From the French scene, we are delighted to welcome Kan and Blo, from the ‘Da Mental Vaporz’ collective, as well as Hisham Echafaki and Jef Aerosol.

Initially from the south of France, Kan joined the Da Mental Vaporz crew in 2000. Blo, on his side, discovered graffiti at the age of 14, inspired by the urban landscape and hip-hop culture of his childhood. Following his first personal exhibition in 2003, Blo’s work evolved towards a more contemporary approach, yet remaining firmly attached to the codes of his graffiti background. Moving to Paris in 2005, he further developed his figurative style on a variety of mediums. Integrating various techniques and influences, the art of Blo earned him respect from the graffiti community as well as recognition in the contemporary art world, allowing him to display his work in prestigious venues such as Paris’ Grand Palais in 2008.

Jef Aerosol is a main proponent of the first generation of French street artists who started working on the streets in the early 1980s. A legend himself, he will take on the challenge of paying tribute to the British legend David Bowie in the recognisable stencil and collage style that he is famous for.

Mr Brainwash, Bowie Triptych

Mr Brainwash, Bowie Triptych

From the rest of the world, the exhibition will showcase works by the infamous Los Angeles based Mr Brainwash, moniker of Paris-born Thierry Guetta who became famous thanks to Banksy’s film ‘Exit Through The Gift Shop’ and who was introduced to the London public in the summer of 2012 when he took over the Old Sorting Office to present his large-scale installations, murals and stencils largely inspired by the iconic pop culture imagery.

Canada will be represented by painter André Monet, who blends collage of old newspapers and books, and paints portraits over this specially-made background. The traits of his characters are recreated with such precision that one might see a realistic photography arising from a distance. This new technique reveals the strengths and weaknesses of individuals appearing on the canvases.
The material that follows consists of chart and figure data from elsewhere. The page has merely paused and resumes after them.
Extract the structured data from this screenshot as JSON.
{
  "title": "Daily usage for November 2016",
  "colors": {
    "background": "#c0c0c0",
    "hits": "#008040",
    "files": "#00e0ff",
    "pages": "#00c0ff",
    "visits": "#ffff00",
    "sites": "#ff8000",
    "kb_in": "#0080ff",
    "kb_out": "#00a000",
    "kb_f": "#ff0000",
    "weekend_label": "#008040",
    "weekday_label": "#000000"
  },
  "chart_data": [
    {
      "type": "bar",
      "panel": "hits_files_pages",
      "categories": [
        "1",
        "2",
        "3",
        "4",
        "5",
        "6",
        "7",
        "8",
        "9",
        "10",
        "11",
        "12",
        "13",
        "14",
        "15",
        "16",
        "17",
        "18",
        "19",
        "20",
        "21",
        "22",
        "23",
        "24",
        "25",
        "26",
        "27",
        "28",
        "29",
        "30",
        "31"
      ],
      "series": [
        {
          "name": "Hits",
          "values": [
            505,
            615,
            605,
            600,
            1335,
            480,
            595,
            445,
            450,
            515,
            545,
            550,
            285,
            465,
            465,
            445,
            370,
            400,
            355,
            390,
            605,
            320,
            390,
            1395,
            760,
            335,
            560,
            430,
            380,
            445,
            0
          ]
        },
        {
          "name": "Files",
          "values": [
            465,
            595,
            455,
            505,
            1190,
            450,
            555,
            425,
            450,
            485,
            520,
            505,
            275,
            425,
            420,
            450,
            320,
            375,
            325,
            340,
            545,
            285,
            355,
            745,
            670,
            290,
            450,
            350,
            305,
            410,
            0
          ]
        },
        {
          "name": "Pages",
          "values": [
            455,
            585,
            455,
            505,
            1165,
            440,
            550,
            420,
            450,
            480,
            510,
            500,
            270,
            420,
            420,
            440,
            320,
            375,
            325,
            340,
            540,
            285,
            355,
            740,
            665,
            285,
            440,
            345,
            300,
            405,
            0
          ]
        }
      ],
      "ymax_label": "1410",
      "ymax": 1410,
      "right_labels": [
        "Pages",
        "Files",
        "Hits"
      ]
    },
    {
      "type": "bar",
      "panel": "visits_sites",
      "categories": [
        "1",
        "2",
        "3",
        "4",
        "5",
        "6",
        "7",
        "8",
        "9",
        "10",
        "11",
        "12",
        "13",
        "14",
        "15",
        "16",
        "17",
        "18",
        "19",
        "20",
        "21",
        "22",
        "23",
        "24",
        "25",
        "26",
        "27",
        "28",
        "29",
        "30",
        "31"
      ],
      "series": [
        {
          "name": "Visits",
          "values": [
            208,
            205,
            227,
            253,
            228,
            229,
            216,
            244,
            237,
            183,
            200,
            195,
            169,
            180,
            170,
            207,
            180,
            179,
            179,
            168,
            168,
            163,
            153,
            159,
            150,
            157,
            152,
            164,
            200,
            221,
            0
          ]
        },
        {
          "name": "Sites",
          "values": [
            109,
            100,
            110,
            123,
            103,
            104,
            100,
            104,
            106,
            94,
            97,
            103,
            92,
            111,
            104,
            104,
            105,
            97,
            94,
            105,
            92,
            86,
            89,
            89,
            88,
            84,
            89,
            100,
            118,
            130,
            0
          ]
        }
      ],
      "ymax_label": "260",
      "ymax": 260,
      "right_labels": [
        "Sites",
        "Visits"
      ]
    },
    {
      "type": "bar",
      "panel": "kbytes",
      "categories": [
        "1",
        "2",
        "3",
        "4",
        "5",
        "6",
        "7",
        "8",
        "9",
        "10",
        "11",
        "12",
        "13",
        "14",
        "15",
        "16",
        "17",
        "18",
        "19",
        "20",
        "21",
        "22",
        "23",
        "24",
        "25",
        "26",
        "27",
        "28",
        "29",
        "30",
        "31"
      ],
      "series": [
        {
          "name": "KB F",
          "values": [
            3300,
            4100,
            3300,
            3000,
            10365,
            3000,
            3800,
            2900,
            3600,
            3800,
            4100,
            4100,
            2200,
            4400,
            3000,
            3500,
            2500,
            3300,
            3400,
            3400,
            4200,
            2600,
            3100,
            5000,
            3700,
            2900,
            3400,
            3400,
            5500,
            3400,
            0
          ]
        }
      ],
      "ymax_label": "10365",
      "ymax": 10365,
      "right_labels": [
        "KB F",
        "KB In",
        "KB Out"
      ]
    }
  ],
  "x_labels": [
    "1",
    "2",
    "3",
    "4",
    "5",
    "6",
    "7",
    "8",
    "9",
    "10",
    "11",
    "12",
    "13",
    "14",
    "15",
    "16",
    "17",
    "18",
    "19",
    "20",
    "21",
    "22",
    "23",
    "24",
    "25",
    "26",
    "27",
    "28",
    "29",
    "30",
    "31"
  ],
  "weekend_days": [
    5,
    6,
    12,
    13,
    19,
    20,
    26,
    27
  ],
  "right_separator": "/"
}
In the mixed media category, the Italian sculptor Marco Lodola, who participated in the Venice Biennale several times in the past, will illuminate the exhibition with a neon and aluminium sculpture depicting David Bowie as Aladdin – the alter ego hero of his sixth album ‘Aladdin Sane’.

Joe Black, the London genius who describes himself as an ‘image-maker’ rather than an artist, features in the exhibition as well. Famous for his portraits made out of toy soldiers, badges, Lego and other small mundane objects, he will present a portrait of David Bowie entirely made with painted test tubes, proving once again that his ingenuity and resourcefulness are endless when it comes to depicting figures that inspire or have inspired him.

Finally, the most famous Scottish contemporary sculptor, the Royal Academician David Mach, who works with postcards, coat hangers, match-heads and pin-heads to create monumental installations, sculptures and collages, will create a new piece for the purpose of this exhibition, and to render homage to one of the most beloved singers and musicians of our times.

Jean-David Malat is director of the international Opera Gallery group;

David Bowie Is, V&A 23 March to 11 August 2013
The many faces of David Bowie, Opera Gallery London 20 June to 31 August 2013. After London the exhibtion will tour in Opera Gallery venues in Hong Kong, Singapore and Seoul.